AZADEH SHAHSHAHANI, NATIONAL LAWYERS GUILD PRESIDENT: This is our taxpayer money that’s actively being spent on U.S. military personnel coming here, collaborating with the Philippines’ military in joint military exercises and, you know, possibly some other activities. And this is where, you know, we here at the conference have been learning about grave human rights violations that are being committed to this day, and including torture, disappearances, extra-judicial executions. And it seems that’s there’s complete impunity for the military.
RUIZ: Here are some of the other delegates.
REV. CHANGWEON JANG, EXEC. DIR., ASIA MULTICULTURAL COMMUNICATION CENTER, SOUTH KOREA: We don’t want no war.
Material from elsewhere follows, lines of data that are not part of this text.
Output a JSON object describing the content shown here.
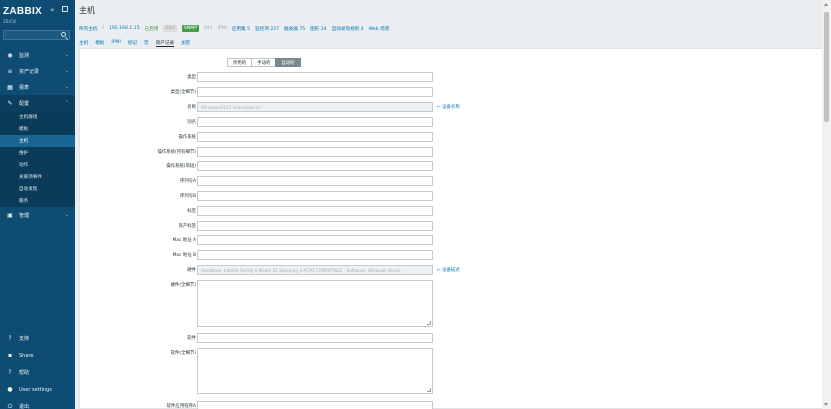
{
  "sidebar": {
    "logo": "ZABBIX",
    "sub": "ZBX56",
    "items": [
      {
        "icon": "◉",
        "label": "监测",
        "icon_name": "eye-icon"
      },
      {
        "icon": "≡",
        "label": "资产记录",
        "icon_name": "list-icon"
      },
      {
        "icon": "▦",
        "label": "报表",
        "icon_name": "chart-icon"
      },
      {
        "icon": "✎",
        "label": "配置",
        "icon_name": "wrench-icon"
      }
    ],
    "submenu": [
      "主机群组",
      "模板",
      "主机",
      "维护",
      "动作",
      "关联项事件",
      "自动发现",
      "服务"
    ],
    "admin": {
      "icon": "▣",
      "label": "管理"
    },
    "bottom": [
      {
        "icon": "?",
        "label": "支持",
        "icon_name": "support-icon"
      },
      {
        "icon": "▪",
        "label": "Share",
        "icon_name": "share-icon"
      },
      {
        "icon": "?",
        "label": "帮助",
        "icon_name": "help-icon"
      },
      {
        "icon": "●",
        "label": "User settings",
        "icon_name": "user-icon"
      },
      {
        "icon": "⏻",
        "label": "退出",
        "icon_name": "logout-icon"
      }
    ]
  },
  "header": {
    "title": "主机"
  },
  "breadcrumb": {
    "all_hosts": "所有主机",
    "sep": "/",
    "host": "192.168.1.15",
    "enabled": "已启用",
    "zbx": "ZBX",
    "snmp": "SNMP",
    "jmx": "JMX",
    "ipmi": "IPMI",
    "apps": "应用集 5",
    "items": "监控项 227",
    "triggers": "触发器 75",
    "graphs": "图形 24",
    "discovery": "自动发现规则 4",
    "web": "Web 场景"
  },
  "tabs": [
    "主机",
    "模板",
    "IPMI",
    "标记",
    "宏",
    "资产记录",
    "加密"
  ],
  "inventory_mode": [
    "停用的",
    "手动的",
    "自动的"
  ],
  "form": {
    "type": "类型",
    "type_full": "类型(全细节)",
    "name": "名称",
    "name_value": "WindowsIS012-H.bu.baan.cn",
    "alias": "别名",
    "os": "操作系统",
    "os_full": "操作系统(所有细节)",
    "os_short": "操作系统(简短)",
    "serial_a": "序列号A",
    "serial_b": "序列号B",
    "tag": "标签",
    "asset_tag": "资产标签",
    "mac_a": "Mac 地址 A",
    "mac_b": "Mac 地址 B",
    "hardware": "硬件",
    "hardware_value": "Hardware: Intel64 Family 6 Model 62 Stepping 4 AT/AT COMPATIBLE - Software: Windows Versio",
    "hardware_full": "硬件(全细节)",
    "software": "软件",
    "software_full": "软件(全细节)",
    "software_app_a": "软件应用程序A",
    "link_name": "← 设备名称",
    "link_hardware": "← 设备描述"
  }
}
Yankee, go home. Yankee, go home!
DENIS DOHERTY, NATIONAL COORDINATOR, AUSTRALIAN ANTI-BASES CAMPAIGN COALITION: We want to unite with everyone across the region to oppose military bases. In Australia, we have been fighting against U.S. bases since the ’60s.
SUNG-HEE CHOI, GANGJEONG VILLAGE INTERNATIONAL TEAM, JEJU ISLAND, SOUTH KOREA: So how critical it would be if this war base is built in this small island. It totally destroys people’s lives there, not only environment.
RUIZ: Despite the collateral damage, many support the U.S. military presence in the Philippines and the recent negotiations for more troops. Reasons include China’s rise and claim over an area west of the Philippines. Many believe that if tensions over the disputed waters and islands escalate, the U.S. will be on the side of the Philippines, a notion Renato dismisses.
REYES: The U.S. has tremendous economic interests in China. The U.S. has a big investments in China. The U.S. has a big debt, owes a lot of debt, to the tune of $1.2 trillion to China. So it’s not really likely they’re going to war with China in the near future. But since the tension is there, they kind of have exploited that situation for their own interests.
RUIZ: After over a decade long bloody war on terror in Iraq and Afghanistan, Asia is becoming the new battleground for America’s armies. The U.S. pivot to Asia may be less visible to the American public, but the conference delegates from this region are not blind to its destruction.
This is Dian Ruiz for The Real News Network.